Hoturoa grew up with his numerous elders who nurtured and cared for him on the many marae of Waikato. He is a native Māori speaker and spent the first six years of his life with the Tuhoe people in Rūātoki, where his parents taught at the Rūātoki District High School. Mr Barclay-Kerr lectured at Waikato University for almost 20 years and has more recently specialised in education and leadership programmes that use waka as a platform for learning and development, including working with former youth offenders to help them transform their lives through waka education. He co-authored the book ‘Wayfinding Leadership: Ground-breaking Wisdom for Developing Leaders’. He was a director of ‘A Waka Odyssey’, the major voyaging event that opened the New Zealand Festival in 2018. He was co-Chair of the National Coordinating Committee for ‘Tuia 250 – Encounters’, the national commemoration in 2019 marking the first meetings between Māori and Pākehā during the arrival of HMS Endeavour in 1769, as well as celebrating more than 1,000 years of Pacific voyaging, migration and settlement of Aotearoa. His vision, leadership and mana were critical to the success of Tuia 250 and ensuring a comprehensive national programme, amidst controversy about the framing of the commemoration.
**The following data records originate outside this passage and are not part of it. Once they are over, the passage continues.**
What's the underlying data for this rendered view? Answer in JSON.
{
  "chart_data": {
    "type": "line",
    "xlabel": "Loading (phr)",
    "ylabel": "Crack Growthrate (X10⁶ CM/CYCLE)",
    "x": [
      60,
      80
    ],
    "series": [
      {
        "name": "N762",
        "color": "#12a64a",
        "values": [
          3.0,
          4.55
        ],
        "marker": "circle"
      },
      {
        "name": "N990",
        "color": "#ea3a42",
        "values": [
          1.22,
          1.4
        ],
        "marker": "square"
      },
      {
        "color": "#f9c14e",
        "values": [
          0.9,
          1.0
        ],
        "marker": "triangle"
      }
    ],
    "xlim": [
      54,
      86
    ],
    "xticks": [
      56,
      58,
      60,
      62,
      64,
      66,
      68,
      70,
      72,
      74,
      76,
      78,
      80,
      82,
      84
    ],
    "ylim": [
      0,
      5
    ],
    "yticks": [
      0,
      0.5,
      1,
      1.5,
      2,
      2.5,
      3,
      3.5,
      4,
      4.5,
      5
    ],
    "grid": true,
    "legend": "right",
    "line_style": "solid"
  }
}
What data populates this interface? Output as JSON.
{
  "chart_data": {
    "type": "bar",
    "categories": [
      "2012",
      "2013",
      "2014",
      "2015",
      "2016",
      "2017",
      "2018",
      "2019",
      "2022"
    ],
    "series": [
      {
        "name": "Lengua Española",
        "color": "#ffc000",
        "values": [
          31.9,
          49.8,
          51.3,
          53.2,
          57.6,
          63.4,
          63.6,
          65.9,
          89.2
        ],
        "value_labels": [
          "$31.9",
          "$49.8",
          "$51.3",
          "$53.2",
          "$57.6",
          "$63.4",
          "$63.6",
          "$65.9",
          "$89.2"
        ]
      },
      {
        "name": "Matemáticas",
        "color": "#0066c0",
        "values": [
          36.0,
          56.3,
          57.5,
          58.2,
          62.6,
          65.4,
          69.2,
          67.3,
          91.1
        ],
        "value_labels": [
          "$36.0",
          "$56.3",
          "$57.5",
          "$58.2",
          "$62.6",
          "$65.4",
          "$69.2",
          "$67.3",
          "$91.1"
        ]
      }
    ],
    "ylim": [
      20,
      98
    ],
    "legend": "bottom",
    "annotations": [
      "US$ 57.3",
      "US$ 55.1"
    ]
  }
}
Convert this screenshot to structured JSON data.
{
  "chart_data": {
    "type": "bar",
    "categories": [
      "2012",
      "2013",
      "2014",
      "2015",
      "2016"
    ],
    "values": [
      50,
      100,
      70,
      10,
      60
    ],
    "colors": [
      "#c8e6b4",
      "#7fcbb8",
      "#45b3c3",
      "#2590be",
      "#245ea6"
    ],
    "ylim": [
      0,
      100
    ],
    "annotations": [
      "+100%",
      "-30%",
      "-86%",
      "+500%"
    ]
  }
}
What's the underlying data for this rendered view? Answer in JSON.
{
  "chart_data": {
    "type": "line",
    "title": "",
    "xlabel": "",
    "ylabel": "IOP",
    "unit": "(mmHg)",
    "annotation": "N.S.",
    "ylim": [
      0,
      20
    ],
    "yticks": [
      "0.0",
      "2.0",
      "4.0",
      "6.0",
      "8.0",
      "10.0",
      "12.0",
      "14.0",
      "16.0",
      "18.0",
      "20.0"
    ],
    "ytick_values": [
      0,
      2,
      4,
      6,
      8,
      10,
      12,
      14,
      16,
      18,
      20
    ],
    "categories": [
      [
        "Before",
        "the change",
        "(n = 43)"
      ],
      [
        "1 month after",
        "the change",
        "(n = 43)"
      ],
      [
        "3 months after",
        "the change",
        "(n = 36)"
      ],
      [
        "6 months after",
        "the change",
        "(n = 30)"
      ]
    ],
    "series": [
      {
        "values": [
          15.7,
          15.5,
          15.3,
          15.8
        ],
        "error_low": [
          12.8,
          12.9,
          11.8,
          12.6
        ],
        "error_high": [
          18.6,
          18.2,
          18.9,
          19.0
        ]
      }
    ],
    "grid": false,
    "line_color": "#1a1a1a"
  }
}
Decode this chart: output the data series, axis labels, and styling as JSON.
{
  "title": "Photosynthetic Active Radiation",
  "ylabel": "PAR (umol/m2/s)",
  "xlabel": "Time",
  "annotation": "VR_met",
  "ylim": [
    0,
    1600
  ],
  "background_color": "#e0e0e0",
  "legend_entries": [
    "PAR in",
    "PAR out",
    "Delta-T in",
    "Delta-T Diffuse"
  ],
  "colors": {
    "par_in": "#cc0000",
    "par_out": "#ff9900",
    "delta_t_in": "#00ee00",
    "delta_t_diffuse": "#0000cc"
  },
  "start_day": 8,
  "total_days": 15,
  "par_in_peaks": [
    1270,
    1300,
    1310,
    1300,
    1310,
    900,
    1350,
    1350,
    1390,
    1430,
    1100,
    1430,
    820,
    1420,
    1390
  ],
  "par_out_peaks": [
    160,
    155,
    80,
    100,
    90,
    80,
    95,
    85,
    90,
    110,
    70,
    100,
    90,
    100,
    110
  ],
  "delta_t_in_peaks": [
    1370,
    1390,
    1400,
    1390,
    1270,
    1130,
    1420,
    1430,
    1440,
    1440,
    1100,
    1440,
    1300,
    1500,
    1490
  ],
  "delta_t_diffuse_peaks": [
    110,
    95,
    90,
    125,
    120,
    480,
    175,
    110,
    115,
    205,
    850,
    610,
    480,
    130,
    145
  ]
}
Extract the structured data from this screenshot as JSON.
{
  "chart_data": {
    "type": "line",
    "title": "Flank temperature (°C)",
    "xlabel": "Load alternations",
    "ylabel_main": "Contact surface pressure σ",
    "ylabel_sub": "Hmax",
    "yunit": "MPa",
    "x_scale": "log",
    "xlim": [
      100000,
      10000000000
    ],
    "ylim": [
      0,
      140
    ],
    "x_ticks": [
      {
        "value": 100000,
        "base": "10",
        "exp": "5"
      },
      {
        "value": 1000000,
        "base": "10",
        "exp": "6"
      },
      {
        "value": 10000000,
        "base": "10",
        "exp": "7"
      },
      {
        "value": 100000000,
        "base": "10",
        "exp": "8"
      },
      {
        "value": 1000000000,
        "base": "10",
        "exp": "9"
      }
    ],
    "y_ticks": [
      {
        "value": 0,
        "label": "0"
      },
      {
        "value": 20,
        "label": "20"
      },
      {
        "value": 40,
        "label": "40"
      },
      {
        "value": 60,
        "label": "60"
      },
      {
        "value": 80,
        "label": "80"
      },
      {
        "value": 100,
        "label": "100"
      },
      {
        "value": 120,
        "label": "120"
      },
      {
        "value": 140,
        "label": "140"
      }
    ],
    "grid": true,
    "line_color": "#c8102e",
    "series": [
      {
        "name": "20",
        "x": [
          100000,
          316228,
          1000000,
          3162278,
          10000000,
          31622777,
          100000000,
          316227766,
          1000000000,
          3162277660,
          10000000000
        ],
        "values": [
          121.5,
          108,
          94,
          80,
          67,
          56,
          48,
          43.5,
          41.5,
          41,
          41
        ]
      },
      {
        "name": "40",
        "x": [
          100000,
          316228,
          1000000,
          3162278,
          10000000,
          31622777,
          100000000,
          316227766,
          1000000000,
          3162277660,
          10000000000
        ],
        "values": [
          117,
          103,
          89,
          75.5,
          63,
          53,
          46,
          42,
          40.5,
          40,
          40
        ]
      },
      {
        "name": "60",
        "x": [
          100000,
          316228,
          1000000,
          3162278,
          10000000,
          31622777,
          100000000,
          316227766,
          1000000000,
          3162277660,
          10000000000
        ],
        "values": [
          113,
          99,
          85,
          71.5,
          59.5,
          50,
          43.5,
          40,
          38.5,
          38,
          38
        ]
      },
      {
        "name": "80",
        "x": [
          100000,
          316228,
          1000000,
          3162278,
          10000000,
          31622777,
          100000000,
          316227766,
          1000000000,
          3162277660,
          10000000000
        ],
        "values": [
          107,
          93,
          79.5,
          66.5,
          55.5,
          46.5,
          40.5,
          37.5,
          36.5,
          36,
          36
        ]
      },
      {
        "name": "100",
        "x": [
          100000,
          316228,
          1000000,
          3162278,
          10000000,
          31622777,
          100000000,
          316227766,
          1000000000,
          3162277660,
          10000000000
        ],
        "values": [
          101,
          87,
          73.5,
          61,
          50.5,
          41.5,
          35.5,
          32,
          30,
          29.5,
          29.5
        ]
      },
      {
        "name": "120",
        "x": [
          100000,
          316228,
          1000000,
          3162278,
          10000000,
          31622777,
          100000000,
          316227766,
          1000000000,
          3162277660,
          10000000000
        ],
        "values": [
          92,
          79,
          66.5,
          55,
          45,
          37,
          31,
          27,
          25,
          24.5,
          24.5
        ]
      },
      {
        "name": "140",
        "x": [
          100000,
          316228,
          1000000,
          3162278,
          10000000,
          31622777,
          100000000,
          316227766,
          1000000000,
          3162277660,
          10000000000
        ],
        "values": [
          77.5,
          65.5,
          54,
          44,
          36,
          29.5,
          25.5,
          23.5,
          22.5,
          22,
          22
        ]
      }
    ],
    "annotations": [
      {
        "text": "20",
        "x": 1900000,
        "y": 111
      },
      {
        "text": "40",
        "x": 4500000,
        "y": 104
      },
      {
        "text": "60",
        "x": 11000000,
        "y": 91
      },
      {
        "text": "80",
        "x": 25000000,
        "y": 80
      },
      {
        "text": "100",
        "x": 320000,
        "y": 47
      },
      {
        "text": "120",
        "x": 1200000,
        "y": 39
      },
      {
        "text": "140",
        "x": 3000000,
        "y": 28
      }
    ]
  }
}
He was instrumental in ensuring the waka and tall ships of the voyaging flotilla reflected the dual heritage of the commemoration and those involved had the appropriate cultural capabilities.
Hoturoa is an orator on his marae at Kāwhia, the home of Haunui, and the ancient landing and settlement place of his ancestral waka, Tainui and his ancestor Hoturoa. He is a trustee on a number of trust boards and is currently the chairman of Te Toki Voyaging Trust.